General information
- Type: Powered parachute
- National origin: United States
- Manufacturer: Paladin Industries
- Status: Production ended (2012)
- Number built: 50 (2000)

= Paladin Golden Eagle =

American powered parachute

The Paladin Golden Eagle is an American powered parachute, that was designed and produced by Paladin Industries of Pennsauken, New Jersey.

The company's website was removed in 2012, the company seems to have gone out of business and production ended.

==Design and development==
The Golden Eagle was designed as a US FAR 103 Ultralight Vehicles two-seat trainer. It features a parachute-style high-wing, two-seats-in-tandem accommodation, tricycle landing gear and a single 65 hp Hirth 2706 engine in pusher configuration. The 64 hp Rotax 582 engine is a factory option.

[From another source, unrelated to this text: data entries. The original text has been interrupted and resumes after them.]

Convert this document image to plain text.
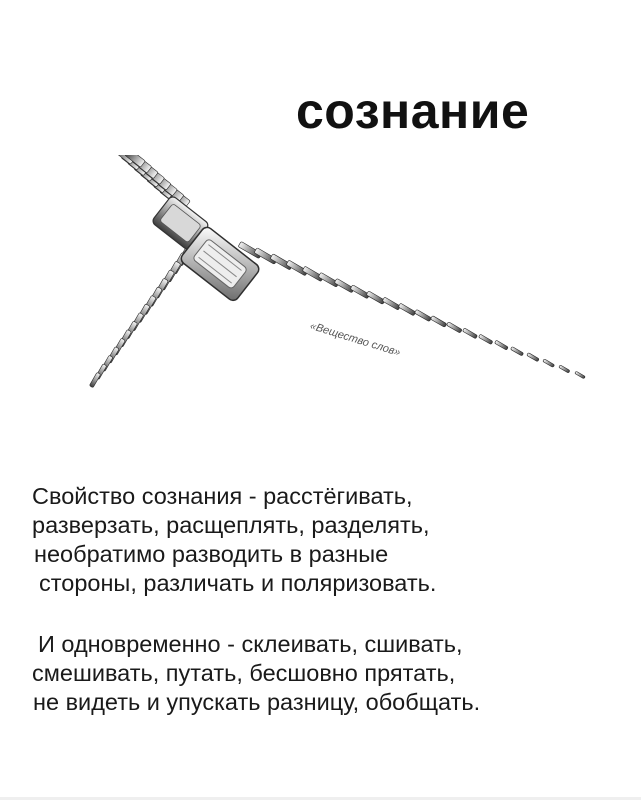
сознание
«Вещество слов»

Свойство сознания - расстёгивать,
разверзать, расщеплять, разделять,
необратимо разводить в разные
стороны, различать и поляризовать.

И одновременно - склеивать, сшивать,
смешивать, путать, бесшовно прятать,
не видеть и упускать разницу, обобщать.
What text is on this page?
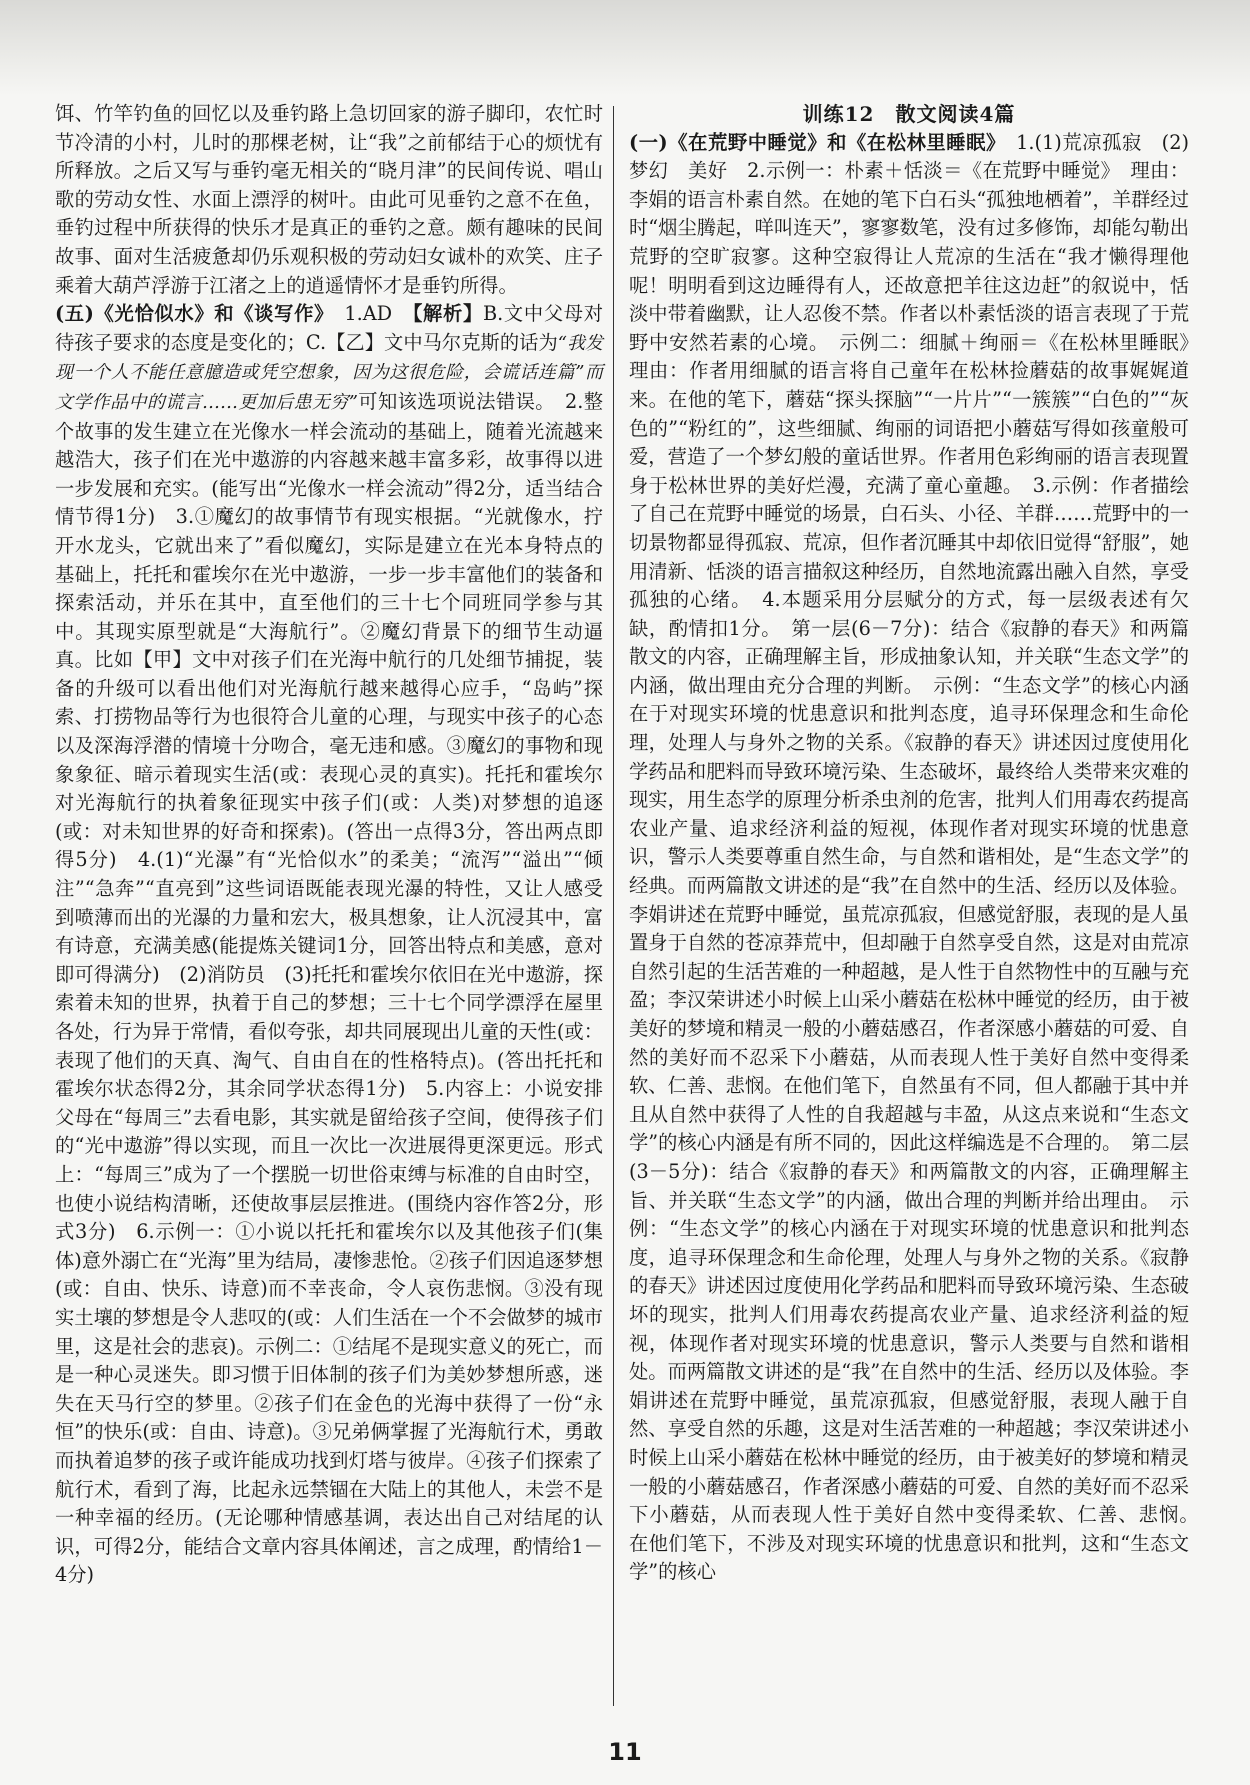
饵、竹竿钓鱼的回忆以及垂钓路上急切回家的游子脚印，农忙时节冷清的小村，儿时的那棵老树，让“我”之前郁结于心的烦忧有所释放。之后又写与垂钓毫无相关的“晓月津”的民间传说、唱山歌的劳动女性、水面上漂浮的树叶。由此可见垂钓之意不在鱼，垂钓过程中所获得的快乐才是真正的垂钓之意。颇有趣味的民间故事、面对生活疲惫却仍乐观积极的劳动妇女诚朴的欢笑、庄子乘着大葫芦浮游于江渚之上的逍遥情怀才是垂钓所得。

(五)《光恰似水》和《谈写作》　1.AD　【解析】B.文中父母对待孩子要求的态度是变化的；C.【乙】文中马尔克斯的话为“我发现一个人不能任意臆造或凭空想象，因为这很危险，会谎话连篇”而文学作品中的谎言……更加后患无穷”可知该选项说法错误。　2.整个故事的发生建立在光像水一样会流动的基础上，随着光流越来越浩大，孩子们在光中遨游的内容越来越丰富多彩，故事得以进一步发展和充实。(能写出“光像水一样会流动”得2分，适当结合情节得1分)　3.①魔幻的故事情节有现实根据。“光就像水，拧开水龙头，它就出来了”看似魔幻，实际是建立在光本身特点的基础上，托托和霍埃尔在光中遨游，一步一步丰富他们的装备和探索活动，并乐在其中，直至他们的三十七个同班同学参与其中。其现实原型就是“大海航行”。②魔幻背景下的细节生动逼真。比如【甲】文中对孩子们在光海中航行的几处细节捕捉，装备的升级可以看出他们对光海航行越来越得心应手，“岛屿”探索、打捞物品等行为也很符合儿童的心理，与现实中孩子的心态以及深海浮潜的情境十分吻合，毫无违和感。③魔幻的事物和现象象征、暗示着现实生活(或：表现心灵的真实)。托托和霍埃尔对光海航行的执着象征现实中孩子们(或：人类)对梦想的追逐(或：对未知世界的好奇和探索)。(答出一点得3分，答出两点即得5分)　4.(1)“光瀑”有“光恰似水”的柔美；“流泻”“溢出”“倾注”“急奔”“直亮到”这些词语既能表现光瀑的特性，又让人感受到喷薄而出的光瀑的力量和宏大，极具想象，让人沉浸其中，富有诗意，充满美感(能提炼关键词1分，回答出特点和美感，意对即可得满分)　(2)消防员　(3)托托和霍埃尔依旧在光中遨游，探索着未知的世界，执着于自己的梦想；三十七个同学漂浮在屋里各处，行为异于常情，看似夸张，却共同展现出儿童的天性(或：表现了他们的天真、淘气、自由自在的性格特点)。(答出托托和霍埃尔状态得2分，其余同学状态得1分)　5.内容上：小说安排父母在“每周三”去看电影，其实就是留给孩子空间，使得孩子们的“光中遨游”得以实现，而且一次比一次进展得更深更远。形式上：“每周三”成为了一个摆脱一切世俗束缚与标准的自由时空，也使小说结构清晰，还使故事层层推进。(围绕内容作答2分，形式3分)　6.示例一：①小说以托托和霍埃尔以及其他孩子们(集体)意外溺亡在“光海”里为结局，凄惨悲怆。②孩子们因追逐梦想(或：自由、快乐、诗意)而不幸丧命，令人哀伤悲悯。③没有现实土壤的梦想是令人悲叹的(或：人们生活在一个不会做梦的城市里，这是社会的悲哀)。示例二：①结尾不是现实意义的死亡，而是一种心灵迷失。即习惯于旧体制的孩子们为美妙梦想所惑，迷失在天马行空的梦里。②孩子们在金色的光海中获得了一份“永恒”的快乐(或：自由、诗意)。③兄弟俩掌握了光海航行术，勇敢而执着追梦的孩子或许能成功找到灯塔与彼岸。④孩子们探索了航行术，看到了海，比起永远禁锢在大陆上的其他人，未尝不是一种幸福的经历。(无论哪种情感基调，表达出自己对结尾的认识，可得2分，能结合文章内容具体阐述，言之成理，酌情给1－4分)

训练12　散文阅读4篇

(一)《在荒野中睡觉》和《在松林里睡眠》　1.(1)荒凉孤寂　(2)梦幻　美好　2.示例一：朴素＋恬淡＝《在荒野中睡觉》　理由：李娟的语言朴素自然。在她的笔下白石头“孤独地栖着”，羊群经过时“烟尘腾起，咩叫连天”，寥寥数笔，没有过多修饰，却能勾勒出荒野的空旷寂寥。这种空寂得让人荒凉的生活在“我才懒得理他呢！明明看到这边睡得有人，还故意把羊往这边赶”的叙说中，恬淡中带着幽默，让人忍俊不禁。作者以朴素恬淡的语言表现了于荒野中安然若素的心境。　示例二：细腻＋绚丽＝《在松林里睡眠》　理由：作者用细腻的语言将自己童年在松林捡蘑菇的故事娓娓道来。在他的笔下，蘑菇“探头探脑”“一片片”“一簇簇”“白色的”“灰色的”“粉红的”，这些细腻、绚丽的词语把小蘑菇写得如孩童般可爱，营造了一个梦幻般的童话世界。作者用色彩绚丽的语言表现置身于松林世界的美好烂漫，充满了童心童趣。　3.示例：作者描绘了自己在荒野中睡觉的场景，白石头、小径、羊群……荒野中的一切景物都显得孤寂、荒凉，但作者沉睡其中却依旧觉得“舒服”，她用清新、恬淡的语言描叙这种经历，自然地流露出融入自然，享受孤独的心绪。　4.本题采用分层赋分的方式，每一层级表述有欠缺，酌情扣1分。　第一层(6－7分)：结合《寂静的春天》和两篇散文的内容，正确理解主旨，形成抽象认知，并关联“生态文学”的内涵，做出理由充分合理的判断。　示例：“生态文学”的核心内涵在于对现实环境的忧患意识和批判态度，追寻环保理念和生命伦理，处理人与身外之物的关系。《寂静的春天》讲述因过度使用化学药品和肥料而导致环境污染、生态破坏，最终给人类带来灾难的现实，用生态学的原理分析杀虫剂的危害，批判人们用毒农药提高农业产量、追求经济利益的短视，体现作者对现实环境的忧患意识，警示人类要尊重自然生命，与自然和谐相处，是“生态文学”的经典。而两篇散文讲述的是“我”在自然中的生活、经历以及体验。李娟讲述在荒野中睡觉，虽荒凉孤寂，但感觉舒服，表现的是人虽置身于自然的苍凉莽荒中，但却融于自然享受自然，这是对由荒凉自然引起的生活苦难的一种超越，是人性于自然物性中的互融与充盈；李汉荣讲述小时候上山采小蘑菇在松林中睡觉的经历，由于被美好的梦境和精灵一般的小蘑菇感召，作者深感小蘑菇的可爱、自然的美好而不忍采下小蘑菇，从而表现人性于美好自然中变得柔软、仁善、悲悯。在他们笔下，自然虽有不同，但人都融于其中并且从自然中获得了人性的自我超越与丰盈，从这点来说和“生态文学”的核心内涵是有所不同的，因此这样编选是不合理的。　第二层(3－5分)：结合《寂静的春天》和两篇散文的内容，正确理解主旨、并关联“生态文学”的内涵，做出合理的判断并给出理由。　示例：“生态文学”的核心内涵在于对现实环境的忧患意识和批判态度，追寻环保理念和生命伦理，处理人与身外之物的关系。《寂静的春天》讲述因过度使用化学药品和肥料而导致环境污染、生态破坏的现实，批判人们用毒农药提高农业产量、追求经济利益的短视，体现作者对现实环境的忧患意识，警示人类要与自然和谐相处。而两篇散文讲述的是“我”在自然中的生活、经历以及体验。李娟讲述在荒野中睡觉，虽荒凉孤寂，但感觉舒服，表现人融于自然、享受自然的乐趣，这是对生活苦难的一种超越；李汉荣讲述小时候上山采小蘑菇在松林中睡觉的经历，由于被美好的梦境和精灵一般的小蘑菇感召，作者深感小蘑菇的可爱、自然的美好而不忍采下小蘑菇，从而表现人性于美好自然中变得柔软、仁善、悲悯。　在他们笔下，不涉及对现实环境的忧患意识和批判，这和“生态文学”的核心

11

The aircraft carriage is constructed from a combination of bolted aluminium and 4130 steel tubing. In flight steering is accomplished via a weight-shift tilt-bar that actuates the canopy brakes, creating roll and yaw. On the ground the aircraft has lever-controlled nosewheel steering. The factory-provided canopy is an Apco Aviation Ram Air with an area of 500 sqft. The landing gear incorporates independent hydraulic struts for suspension. The aircraft was factory supplied in the form of an assembly kit that required 50 hours to complete.